Gold prices jumped sharply on the Multi Commodity Exchange (MCX) on Wednesday, rising close to 2%, as a fresh wave of global and domestic factors reignited safe-haven demand for the yellow metal.

The rally came after international gold prices briefly surged to a record high of around $5,220 per ounce on January 28, before stabilising near $5,205 per ounce, up over 2.3% from the previous close. The sharp move in global markets directly lifted domestic prices, pushing MCX gold futures higher in early trade.

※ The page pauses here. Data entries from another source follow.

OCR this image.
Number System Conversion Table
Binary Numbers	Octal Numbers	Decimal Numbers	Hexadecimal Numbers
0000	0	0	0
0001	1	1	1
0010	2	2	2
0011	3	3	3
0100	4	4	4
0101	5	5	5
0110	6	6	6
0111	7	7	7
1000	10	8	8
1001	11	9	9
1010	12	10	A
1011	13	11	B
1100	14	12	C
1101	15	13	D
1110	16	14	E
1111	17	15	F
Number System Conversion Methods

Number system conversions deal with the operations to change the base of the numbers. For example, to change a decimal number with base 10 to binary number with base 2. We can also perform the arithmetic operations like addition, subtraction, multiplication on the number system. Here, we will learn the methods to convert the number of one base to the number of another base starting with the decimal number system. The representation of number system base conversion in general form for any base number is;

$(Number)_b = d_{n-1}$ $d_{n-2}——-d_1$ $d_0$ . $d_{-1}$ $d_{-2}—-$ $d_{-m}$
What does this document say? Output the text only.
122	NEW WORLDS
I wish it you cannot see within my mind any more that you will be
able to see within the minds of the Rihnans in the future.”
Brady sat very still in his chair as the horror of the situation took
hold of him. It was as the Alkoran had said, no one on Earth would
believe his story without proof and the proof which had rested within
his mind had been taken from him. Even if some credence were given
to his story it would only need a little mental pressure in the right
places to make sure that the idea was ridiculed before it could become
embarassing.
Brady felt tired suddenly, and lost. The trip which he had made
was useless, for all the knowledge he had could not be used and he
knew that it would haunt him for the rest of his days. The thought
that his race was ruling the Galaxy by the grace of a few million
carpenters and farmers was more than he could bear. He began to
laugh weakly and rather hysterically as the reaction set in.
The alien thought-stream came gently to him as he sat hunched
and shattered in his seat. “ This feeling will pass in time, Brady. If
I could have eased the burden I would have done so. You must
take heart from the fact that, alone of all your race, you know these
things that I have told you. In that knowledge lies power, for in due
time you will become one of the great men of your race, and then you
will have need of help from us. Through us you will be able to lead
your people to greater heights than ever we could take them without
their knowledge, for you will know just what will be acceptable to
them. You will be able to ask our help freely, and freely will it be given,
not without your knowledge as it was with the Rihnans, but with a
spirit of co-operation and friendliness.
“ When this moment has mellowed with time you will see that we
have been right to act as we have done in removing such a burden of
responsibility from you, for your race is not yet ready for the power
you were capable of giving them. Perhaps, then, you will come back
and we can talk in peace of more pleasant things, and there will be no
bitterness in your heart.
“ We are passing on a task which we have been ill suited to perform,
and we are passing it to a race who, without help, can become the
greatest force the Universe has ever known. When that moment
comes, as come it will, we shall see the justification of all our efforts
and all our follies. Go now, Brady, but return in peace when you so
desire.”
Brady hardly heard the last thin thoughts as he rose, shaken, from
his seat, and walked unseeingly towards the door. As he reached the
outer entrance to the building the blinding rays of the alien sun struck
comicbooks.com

A key driver behind the surge is heightened geopolitical tension, particularly renewed friction between the United States and NATO over Greenland, along with the ongoing conflicts in Ukraine and Gaza. These developments have reinforced gold’s role as a hedge against geopolitical uncertainty. Additionally, reports related to the US capture of the Venezuelan President and fresh trade threats by the US President, including a 100% tariff warning on Canada if it enters a trade agreement with China, have further unsettled global markets.

Another major factor supporting gold prices is expectations around US Federal Reserve policy. Markets remain optimistic about potential rate cuts later this year, even as the Fed is widely expected to keep rates unchanged in the near term. Lower interest rate expectations tend to boost gold by reducing the opportunity cost of holding non-yielding assets.

On the domestic front, MCX gold had already been trading near elevated levels, having hit a peak of Rs 1,59,226 per 10 grams on January 23, 2026. With global prices scaling fresh highs again, domestic futures reacted swiftly, leading to today’s near-2% jump.

Overall, the latest rise in MCX gold prices reflects a combination of record global prices, escalating geopolitical risks, trade uncertainty, and sustained expectations of easier US monetary policy, all of which continue to keep bullion demand strong.